Bosque Formosa Esporte Clube, commonly known as Formosa, is a Brazilian football club based in Formosa, Goiás state. Despite the fact that the club is from Goiás, the club competes in the Campeonato Brasiliense due to its proximity to Brasília city. The club was formerly known as Bosque Esporte Clube and Formosa Esporte Clube.

==History==
The club was founded on September 21, 1978, as Bosque Esporte Clube, being renamed to Bosque Formosa Esporte Clube in the 2000s, and to Formosa Esporte Clube in 2008. They won the Campeonato Brasiliense Second Level in 1999. The club eventually adopted again the name Bosque Formosa Esporte Clube.
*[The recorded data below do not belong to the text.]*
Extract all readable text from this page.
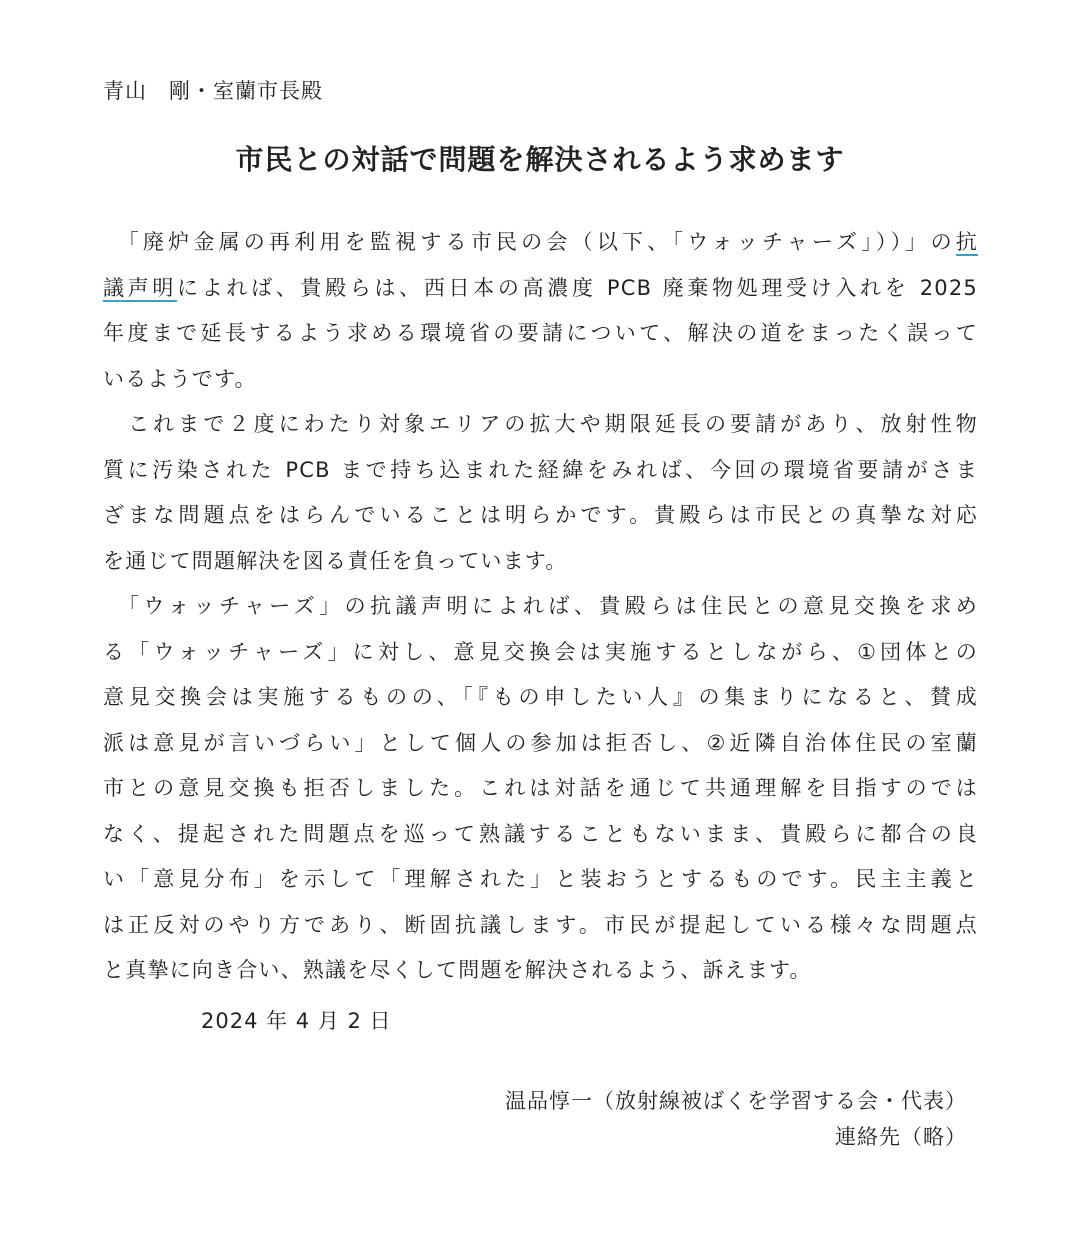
青山　剛・室蘭市長殿

市民との対話で問題を解決されるよう求めます
　「廃炉金属の再利用を監視する市民の会（以下、「ウォッチャーズ」））」の抗
議声明によれば、貴殿らは、西日本の高濃度 PCB 廃棄物処理受け入れを 2025
年度まで延長するよう求める環境省の要請について、解決の道をまったく誤って
いるようです。
　これまで２度にわたり対象エリアの拡大や期限延長の要請があり、放射性物
質に汚染された PCB まで持ち込まれた経緯をみれば、今回の環境省要請がさま
ざまな問題点をはらんでいることは明らかです。貴殿らは市民との真摯な対応
を通じて問題解決を図る責任を負っています。
　「ウォッチャーズ」の抗議声明によれば、貴殿らは住民との意見交換を求め
る「ウォッチャーズ」に対し、意見交換会は実施するとしながら、①団体との
意見交換会は実施するものの、「『もの申したい人』の集まりになると、賛成
派は意見が言いづらい」として個人の参加は拒否し、②近隣自治体住民の室蘭
市との意見交換も拒否しました。これは対話を通じて共通理解を目指すのでは
なく、提起された問題点を巡って熟議することもないまま、貴殿らに都合の良
い「意見分布」を示して「理解された」と装おうとするものです。民主主義と
は正反対のやり方であり、断固抗議します。市民が提起している様々な問題点
と真摯に向き合い、熟議を尽くして問題を解決されるよう、訴えます。

2024 年 4 月 2 日

温品惇一（放射線被ばくを学習する会・代表）

連絡先（略）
They finished as runners-up in the Campeonato Brasiliense Second Level in 2010, thus gaining promotion to the 2011 Campeonato Brasiliense.

==Rivaries==
The club's main historic rival is Goiás Esporte Clube due to the fact that both clubs are based in Goiás and are neighboring teams.

==Achievements==

- Campeonato Brasiliense Second Division:
  - Winners (2): 1999, 2013

==Stadium==
Bosque Formosa Esporte Clube play their home games at Estádio Diogo Francisco Gomes, nicknamed Diogão. The stadium has a maximum capacity of 8,000 people.